The whole point of lexical scoping is that code in an inner scope can't mess with an outer scope's variables without meaning to. CoffeeScript doesn't achieve that. The same code in an inner scope means different things depending on whether the outer scope uses the same variable names. It's broken.
Also, using really common identifier names (like "log") in outer scopes is a bad idea regardless of how your language's scoping works. Writing `{log} = Math` at the top of the file is just polluting your namespace for no good reason. You shouldn't do it, just like you shouldn't use `from math import *` in Python.
But a function in one part a file shouldn't be broken by the use of bad practices in a completely different part of the file. If I paste a function that works in the REPL into a file with other code, that function should always continue to work (unless it intentionally uses global variables, or another feature that is supposed to interact with other code).

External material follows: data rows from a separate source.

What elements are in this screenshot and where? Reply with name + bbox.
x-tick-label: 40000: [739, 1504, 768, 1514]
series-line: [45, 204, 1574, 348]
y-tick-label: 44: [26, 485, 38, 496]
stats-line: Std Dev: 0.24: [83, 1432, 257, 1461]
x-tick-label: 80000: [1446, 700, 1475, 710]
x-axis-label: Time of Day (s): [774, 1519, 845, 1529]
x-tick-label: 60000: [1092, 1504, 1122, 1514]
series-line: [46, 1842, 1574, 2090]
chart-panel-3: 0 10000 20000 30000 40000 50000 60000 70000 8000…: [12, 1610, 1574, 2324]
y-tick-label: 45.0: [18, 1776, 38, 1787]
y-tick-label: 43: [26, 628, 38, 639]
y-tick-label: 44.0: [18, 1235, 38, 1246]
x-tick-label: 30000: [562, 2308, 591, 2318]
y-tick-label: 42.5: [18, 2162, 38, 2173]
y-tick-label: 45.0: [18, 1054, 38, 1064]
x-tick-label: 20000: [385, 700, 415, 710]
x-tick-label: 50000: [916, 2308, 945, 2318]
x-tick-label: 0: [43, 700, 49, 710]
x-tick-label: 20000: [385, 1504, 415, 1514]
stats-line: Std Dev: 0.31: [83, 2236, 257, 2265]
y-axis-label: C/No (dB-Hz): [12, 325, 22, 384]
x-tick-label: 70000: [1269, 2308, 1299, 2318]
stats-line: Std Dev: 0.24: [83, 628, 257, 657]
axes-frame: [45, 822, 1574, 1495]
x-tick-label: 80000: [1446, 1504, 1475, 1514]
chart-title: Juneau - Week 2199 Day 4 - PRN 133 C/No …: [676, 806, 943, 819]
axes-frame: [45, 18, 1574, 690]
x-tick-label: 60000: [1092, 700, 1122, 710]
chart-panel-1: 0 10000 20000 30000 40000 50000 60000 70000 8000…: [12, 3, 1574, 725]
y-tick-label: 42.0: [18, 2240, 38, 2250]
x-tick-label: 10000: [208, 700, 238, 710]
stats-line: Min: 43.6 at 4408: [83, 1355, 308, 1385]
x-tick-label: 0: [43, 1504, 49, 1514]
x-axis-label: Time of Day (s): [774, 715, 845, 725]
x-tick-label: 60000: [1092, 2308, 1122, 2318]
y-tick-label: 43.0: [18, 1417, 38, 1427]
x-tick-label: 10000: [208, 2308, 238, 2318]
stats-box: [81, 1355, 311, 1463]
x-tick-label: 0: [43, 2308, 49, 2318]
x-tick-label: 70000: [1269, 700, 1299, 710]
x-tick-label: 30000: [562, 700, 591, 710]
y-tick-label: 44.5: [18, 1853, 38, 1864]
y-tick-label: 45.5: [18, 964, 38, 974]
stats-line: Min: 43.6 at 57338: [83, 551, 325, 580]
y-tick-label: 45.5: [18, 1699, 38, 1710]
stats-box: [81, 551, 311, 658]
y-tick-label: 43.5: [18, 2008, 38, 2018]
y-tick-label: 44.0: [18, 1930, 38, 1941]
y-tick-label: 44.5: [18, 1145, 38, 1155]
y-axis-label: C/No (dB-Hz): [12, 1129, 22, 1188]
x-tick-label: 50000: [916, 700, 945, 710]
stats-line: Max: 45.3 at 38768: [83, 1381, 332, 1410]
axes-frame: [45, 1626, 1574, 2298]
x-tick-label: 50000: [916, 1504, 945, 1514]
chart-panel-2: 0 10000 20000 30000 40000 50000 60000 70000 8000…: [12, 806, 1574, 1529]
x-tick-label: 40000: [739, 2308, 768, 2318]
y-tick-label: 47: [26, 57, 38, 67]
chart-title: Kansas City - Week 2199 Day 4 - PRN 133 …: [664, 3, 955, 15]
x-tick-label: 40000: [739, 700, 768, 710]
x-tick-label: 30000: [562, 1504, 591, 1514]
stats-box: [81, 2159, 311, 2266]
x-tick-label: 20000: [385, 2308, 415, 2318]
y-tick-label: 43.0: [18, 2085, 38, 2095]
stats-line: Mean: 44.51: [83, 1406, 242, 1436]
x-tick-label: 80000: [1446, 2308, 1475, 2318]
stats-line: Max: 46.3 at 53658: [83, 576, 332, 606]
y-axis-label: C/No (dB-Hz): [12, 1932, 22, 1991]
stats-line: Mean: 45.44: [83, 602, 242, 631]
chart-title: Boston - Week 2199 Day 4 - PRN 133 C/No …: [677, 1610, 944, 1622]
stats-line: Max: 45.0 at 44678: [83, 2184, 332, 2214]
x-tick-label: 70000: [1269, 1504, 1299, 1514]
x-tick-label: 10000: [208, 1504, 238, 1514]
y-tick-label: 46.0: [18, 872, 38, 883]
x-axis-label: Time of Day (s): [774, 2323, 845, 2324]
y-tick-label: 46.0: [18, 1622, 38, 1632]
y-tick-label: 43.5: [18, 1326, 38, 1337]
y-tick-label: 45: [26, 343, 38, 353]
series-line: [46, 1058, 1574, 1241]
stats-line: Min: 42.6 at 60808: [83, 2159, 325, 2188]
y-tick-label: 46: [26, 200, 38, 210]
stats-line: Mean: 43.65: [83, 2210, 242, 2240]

Enforcing best practices by throwing errors where other languages wouldn't (like Go does) is one thing. Enforcing them by introducing difficult-to-track bugs into code that happens to be in the same file as other code which uses bad practices is another. This is a bug, not a feature.
It's not a bug, but it is an unfortunate quirk of the language. But find me a useful language without any unfortunate quirks, and I'll give you some sort of medal.
My point is that as unfortunate quirks go, this one isn't actually that big of a problem in practice, especially if you know to watch out for it and take simple steps to protect yourself from it.
And my point is that you can't watch out and protect yourself from it, because the quirk can be triggered by different code from the code you're actually writing. You can carefully write code that works just fine, and then, unbeknownst to you, someone else can modify a completely different part of the file, and break your code. How do you protect yourself from that? By making sure that every single person with commit access always follows best practices? Good luck.
Please don't say something along the lines of, 'If you hire bad coders, what do you expect to happen?' Bad coders are almost inevitable, and their harm should be confined to code they actually write. Their bad code shouldn't have spooky action at a distance on good code someone else wrote.